Download or read book The English Historical Review written by Mandell Creighton and published by . This book was released on 1892 with total page 848 pages. Available in PDF, EPUB and Kindle. Book excerpt:

Book Medici Women

    Book Details:
  • Author : Gabrielle Langdon
  • Publisher : University of Toronto Press
  • Release : 2006-01-01
  • ISBN : 0802038255
  • Pages : 457 pages

Download or read book Medici Women written by Gabrielle Langdon and published by University of Toronto Press. This book was released on 2006-01-01 with total page 457 pages. Available in PDF, EPUB and Kindle. Book excerpt: The ducal court of Cosimo I de' Medici in sixteenth-century Florence was one of absolutist, rule-bound order. Portraiture especially served the dynastic pretensions of the absolutist ruler, Duke Cosimo and his consort, Eleonora di Toledo, and was part of a Herculean programme of propaganda to establish legitimacy and prestige for the new sixteenth-century Florentine court. In this engaging and original study, Gabrielle Langdon analyses selected portraits of women by Jacopo Pontormo, Agnolo Bronzino, Alessandro Allori, and other masters. She defines their function as works of art, as dynastic declarations, and as encoded documents of court culture and propaganda, illuminating Cosimo's conscious fashioning of his court portraiture in imitation of the great courts of Europe. Langdon explores the use of portraiture as a vehicle to express Medici political policy, such as with Cosimo's Hapsburg and Papal alliances in his bid to be made Grand Duke with hegemony over rival Italian princes. Stories from archives, letters, diaries, chronicles, and secret ambassadorial briefs, open up a world of fascinating, personalities, personal triumphs, human frailty, rumour, intrigue, and appalling tragedies. Lavishly illustrated, Medici Women: Portraits of Power, Love and Betrayal in the Court of Duke Cosimo I is an indispensable work for anyone with a passion for Italian renaissance history, art, and court culture.

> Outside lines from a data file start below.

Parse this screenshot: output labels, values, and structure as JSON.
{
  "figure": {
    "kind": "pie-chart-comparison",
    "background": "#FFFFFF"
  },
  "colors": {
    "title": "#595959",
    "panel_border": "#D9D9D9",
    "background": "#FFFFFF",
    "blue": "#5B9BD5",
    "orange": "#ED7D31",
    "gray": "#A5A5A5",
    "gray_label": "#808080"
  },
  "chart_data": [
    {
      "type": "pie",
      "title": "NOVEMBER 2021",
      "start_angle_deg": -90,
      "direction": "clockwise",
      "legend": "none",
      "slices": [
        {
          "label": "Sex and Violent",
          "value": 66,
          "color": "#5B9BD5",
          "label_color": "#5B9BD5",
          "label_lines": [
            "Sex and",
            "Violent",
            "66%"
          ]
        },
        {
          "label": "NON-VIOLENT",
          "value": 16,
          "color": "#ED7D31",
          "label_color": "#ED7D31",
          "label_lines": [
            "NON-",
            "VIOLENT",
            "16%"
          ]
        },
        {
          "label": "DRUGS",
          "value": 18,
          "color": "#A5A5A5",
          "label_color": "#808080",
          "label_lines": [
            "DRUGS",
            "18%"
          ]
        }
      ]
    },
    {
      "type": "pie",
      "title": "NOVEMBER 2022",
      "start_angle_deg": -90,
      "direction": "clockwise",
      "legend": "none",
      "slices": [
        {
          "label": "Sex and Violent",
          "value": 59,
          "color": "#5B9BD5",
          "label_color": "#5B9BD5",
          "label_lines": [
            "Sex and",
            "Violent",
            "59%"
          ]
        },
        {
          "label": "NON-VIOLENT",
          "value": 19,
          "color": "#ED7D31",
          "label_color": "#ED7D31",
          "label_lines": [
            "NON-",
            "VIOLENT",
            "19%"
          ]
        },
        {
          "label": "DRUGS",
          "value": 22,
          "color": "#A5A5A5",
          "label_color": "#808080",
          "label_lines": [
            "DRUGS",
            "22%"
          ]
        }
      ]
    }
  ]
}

Book A Companion to Early Modern Rome  1492   1692

Download or read book A Companion to Early Modern Rome 1492 1692 written by and published by BRILL. This book was released on 2019-02-04 with total page 653 pages. Available in PDF, EPUB and Kindle. Book excerpt: Winner of the 2011 Bainton Prize for Reference Works A Companion to Early Modern Rome, 1492-1692, edited by Pamela M. Jones, Barbara Wisch, and Simon Ditchfield, is a unique multidisciplinary study offering innovative analyses of a wide range of topics. The 30 chapters critique past and recent scholarship and identify new avenues for research.